Optimism is a wonderful part of what makes us human. It’s also very much a part of corporate culture. We plan for growth, we have stretch targets, we discuss wins. Is it any wonder then, that too often organisations shy away from tough conversations, such as Business Continuity Planning (BCP) as it relates to issues and crises management?
The Covid-19 virus and subsequent economic impact highlights the need for organisations big and small to have a Business Continuity Plan in place. Now’s a very good time to open this conversation with key stakeholders, whilst they can relate. While it’s a prickly subject that can feel difficult or dramatic to address, the fact is that when you’re prepared, your organisation will be in much better shape to cope with “the slings and arrows of outrageous fortune”, so to speak.
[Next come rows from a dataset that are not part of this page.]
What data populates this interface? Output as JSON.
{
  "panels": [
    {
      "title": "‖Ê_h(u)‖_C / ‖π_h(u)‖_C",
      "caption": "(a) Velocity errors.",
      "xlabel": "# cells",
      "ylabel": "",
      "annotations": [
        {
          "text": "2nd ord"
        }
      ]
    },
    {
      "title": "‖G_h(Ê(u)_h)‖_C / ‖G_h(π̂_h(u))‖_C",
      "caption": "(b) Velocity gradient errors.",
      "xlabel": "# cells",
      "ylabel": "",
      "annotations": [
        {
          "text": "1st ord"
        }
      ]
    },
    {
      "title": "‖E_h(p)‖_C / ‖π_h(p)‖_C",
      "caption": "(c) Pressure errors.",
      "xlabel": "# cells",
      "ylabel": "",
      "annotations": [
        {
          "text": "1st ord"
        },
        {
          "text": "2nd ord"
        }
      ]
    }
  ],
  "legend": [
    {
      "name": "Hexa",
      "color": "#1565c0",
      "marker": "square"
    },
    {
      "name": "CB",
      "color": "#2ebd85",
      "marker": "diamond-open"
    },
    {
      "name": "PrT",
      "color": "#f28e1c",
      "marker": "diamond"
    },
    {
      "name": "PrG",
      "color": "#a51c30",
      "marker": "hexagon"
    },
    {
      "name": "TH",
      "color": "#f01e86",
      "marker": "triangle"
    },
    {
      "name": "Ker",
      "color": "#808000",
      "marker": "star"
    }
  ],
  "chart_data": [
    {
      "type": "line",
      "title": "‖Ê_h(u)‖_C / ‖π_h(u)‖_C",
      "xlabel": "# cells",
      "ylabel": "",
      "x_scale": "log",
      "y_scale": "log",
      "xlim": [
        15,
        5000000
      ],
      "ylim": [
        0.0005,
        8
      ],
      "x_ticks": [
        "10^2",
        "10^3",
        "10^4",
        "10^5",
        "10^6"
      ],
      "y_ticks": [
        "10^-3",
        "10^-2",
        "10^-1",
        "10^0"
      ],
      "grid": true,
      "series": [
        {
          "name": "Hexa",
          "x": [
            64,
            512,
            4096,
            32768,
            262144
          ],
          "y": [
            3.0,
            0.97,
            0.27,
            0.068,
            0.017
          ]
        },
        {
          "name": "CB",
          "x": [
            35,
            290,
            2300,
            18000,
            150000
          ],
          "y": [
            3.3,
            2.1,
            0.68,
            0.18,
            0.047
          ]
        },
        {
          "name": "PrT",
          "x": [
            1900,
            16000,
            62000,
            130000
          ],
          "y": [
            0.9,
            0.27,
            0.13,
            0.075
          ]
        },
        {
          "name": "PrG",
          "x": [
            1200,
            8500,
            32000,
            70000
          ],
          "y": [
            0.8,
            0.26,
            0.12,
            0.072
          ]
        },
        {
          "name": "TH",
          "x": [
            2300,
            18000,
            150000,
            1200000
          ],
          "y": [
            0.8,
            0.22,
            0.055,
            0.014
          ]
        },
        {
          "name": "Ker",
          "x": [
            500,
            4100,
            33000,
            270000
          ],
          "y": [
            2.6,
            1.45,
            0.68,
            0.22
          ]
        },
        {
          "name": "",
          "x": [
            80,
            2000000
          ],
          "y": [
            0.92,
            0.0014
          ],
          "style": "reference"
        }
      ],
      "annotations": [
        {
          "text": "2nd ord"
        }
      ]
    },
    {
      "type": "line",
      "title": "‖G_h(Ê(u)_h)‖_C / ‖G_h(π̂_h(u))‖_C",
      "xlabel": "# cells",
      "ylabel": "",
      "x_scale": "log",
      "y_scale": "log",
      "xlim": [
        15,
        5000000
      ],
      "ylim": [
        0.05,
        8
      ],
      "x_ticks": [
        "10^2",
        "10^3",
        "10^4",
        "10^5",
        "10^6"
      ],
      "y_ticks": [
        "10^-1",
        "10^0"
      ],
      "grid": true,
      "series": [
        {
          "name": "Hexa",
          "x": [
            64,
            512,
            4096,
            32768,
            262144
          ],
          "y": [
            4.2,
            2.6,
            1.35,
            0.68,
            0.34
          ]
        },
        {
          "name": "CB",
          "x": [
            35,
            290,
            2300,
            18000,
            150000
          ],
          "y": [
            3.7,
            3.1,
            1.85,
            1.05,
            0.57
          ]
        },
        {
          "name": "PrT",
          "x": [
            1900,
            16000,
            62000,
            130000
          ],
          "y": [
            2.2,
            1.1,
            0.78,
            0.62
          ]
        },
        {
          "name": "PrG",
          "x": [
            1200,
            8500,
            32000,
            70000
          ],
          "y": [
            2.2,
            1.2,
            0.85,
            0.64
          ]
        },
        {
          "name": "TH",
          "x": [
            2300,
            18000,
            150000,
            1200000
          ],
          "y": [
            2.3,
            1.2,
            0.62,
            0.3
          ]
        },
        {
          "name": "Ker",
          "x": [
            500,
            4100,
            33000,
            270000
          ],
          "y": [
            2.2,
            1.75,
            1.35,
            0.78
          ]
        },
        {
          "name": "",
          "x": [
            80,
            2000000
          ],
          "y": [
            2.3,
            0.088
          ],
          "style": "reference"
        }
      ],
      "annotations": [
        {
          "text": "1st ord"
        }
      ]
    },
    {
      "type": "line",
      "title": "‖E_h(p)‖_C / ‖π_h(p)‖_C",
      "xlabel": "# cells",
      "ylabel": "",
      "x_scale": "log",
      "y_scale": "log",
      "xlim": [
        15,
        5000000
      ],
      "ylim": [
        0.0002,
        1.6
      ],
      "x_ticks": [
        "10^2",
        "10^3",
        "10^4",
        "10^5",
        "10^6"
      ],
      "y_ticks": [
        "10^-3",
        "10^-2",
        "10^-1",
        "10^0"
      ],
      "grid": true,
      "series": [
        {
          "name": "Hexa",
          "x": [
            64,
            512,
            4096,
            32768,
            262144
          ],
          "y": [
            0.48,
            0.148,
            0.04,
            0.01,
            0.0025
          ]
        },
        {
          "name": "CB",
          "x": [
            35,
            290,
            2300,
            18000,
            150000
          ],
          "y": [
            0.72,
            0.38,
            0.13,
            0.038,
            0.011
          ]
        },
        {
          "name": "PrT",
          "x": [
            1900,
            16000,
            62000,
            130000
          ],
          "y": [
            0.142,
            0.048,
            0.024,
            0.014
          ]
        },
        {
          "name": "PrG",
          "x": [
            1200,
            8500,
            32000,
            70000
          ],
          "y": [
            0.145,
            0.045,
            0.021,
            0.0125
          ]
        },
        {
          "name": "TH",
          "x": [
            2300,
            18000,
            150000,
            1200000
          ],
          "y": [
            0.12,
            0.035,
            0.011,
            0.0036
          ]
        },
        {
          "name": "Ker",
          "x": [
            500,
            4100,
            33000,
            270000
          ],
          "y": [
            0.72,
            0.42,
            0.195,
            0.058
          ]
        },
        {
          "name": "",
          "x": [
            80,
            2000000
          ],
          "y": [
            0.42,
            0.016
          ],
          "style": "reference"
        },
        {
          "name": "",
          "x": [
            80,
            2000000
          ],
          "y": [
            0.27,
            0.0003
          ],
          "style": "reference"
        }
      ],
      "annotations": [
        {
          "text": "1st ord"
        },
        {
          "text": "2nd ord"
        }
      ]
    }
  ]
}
For instance, Golden Equator Consulting is hubbed at SPECTRUM – a connected business community with shared offices. When it comes to crisis preparedness, SPECTRUM’s been ready with plans, processes and escalation procedures to deal with a range of scenarios, in this instance Covid-19. Having a plan means that enacting operational contingencies and communicating with stakeholders to ensure continuity, becomes more straightforward. It means composure in times of challenge, as opposed to mayhem. It means that people know what they’re meant to do and they are empowered to get on with it, rather than being disrupted and feeling unsure.
Scenarios like this don’t happen every day but it does go to show that “anything can happen” in business, as in life. Business continuity, including issues and crisis readiness is an area of focus in our practice; we’d like to share with you some thought-starters, with top-line points to consider as you go about planning.
- Scenario planning and risk assessment: This involves mapping out all the possible situations that could impact your business, from hackings to hijackings. Yes, it’s a grim process but necessary. Get people from various departments involved in this, to understand potential threats from all angles. Following this, a risk assessment needs to be conducted across the business to understand risk level and potential impact to continuity.
- Communications planning: Ensure your C-suite and public spokespeople are media trained specifically for issues and crises. Recalling the worst corporate crises, often the ones which spring to mind are those where the response from leadership has been poor, late or worse, altogether absent. Time is of the essence in a crisis and preparedness is key. Having pre-written authorised internal and external communications, such as holding statements, for each issue noted on the scenario plan, is strongly advised as this will save you time and help diminish mishandling under pressure. Even if the issue or crisis is different to those anticipated in the scenarios, the very act of preparing such communications ensures greater overall fluency and confidence, as well as a touchpoint for reference, when drafting communications under pressure. Remember to also consider action you may take on your public channels, for instance your website, social pages as well as publicly running ad campaigns. Have media monitoring in place – digital and social media monitoring is particularly handy, indicating public sentiment and escalation/de-escalation, as well as enabling targeted public outreach.
- Contingency and Operations planning: It’s essential to map contingencies to mitigate issues and operational blueprints to manage issues and crises. When it comes to managing challenges it’s essential to empower your employees. Everyone should know their role and modus operandi in times of crisis, everyone from the receptionist to the CEO has a critical role to play. Make sure these roles are documented and coached. Oftentimes these roles can be quite different to everyday work, with stringent chains of command. A war room also needs to be organized to hub the crisis management team, with everything the crisis team may need to be made available, connected and secured at a moment’s notice. To improve a company’s preparedness and resilience, many organisations will stand to benefit greatly from crisis simulation work. This work can be conducted in small simulations, or company-wide.
- Hard and soft copy documentation: You’ll need your Business Continuity Plan documented, along with a repository of resources to support. These may include any number of useful documents, such as:
- Crisis team names, roles and contact details (including designated alternates)
- A company-wide org chart and contact list
- Crisis communications chain-of-command flowchart
- Network access credentials
- Revise and refresh: Your Business Continuity Plan is a live document. Update it with new team members, contact details, review new scenarios, ensure the legal team checks the statements from time to time and – crucially – ensure that employees and critical partners remain refreshed and up to date on their roles and responsibilities in a crisis.
Time spent in “peace time” is critical time saved in “war time”, where every minute counts, quite literally. In this age of disruption, planning for potential and known risks is a responsible business practice, enabling a resilient and confident culture.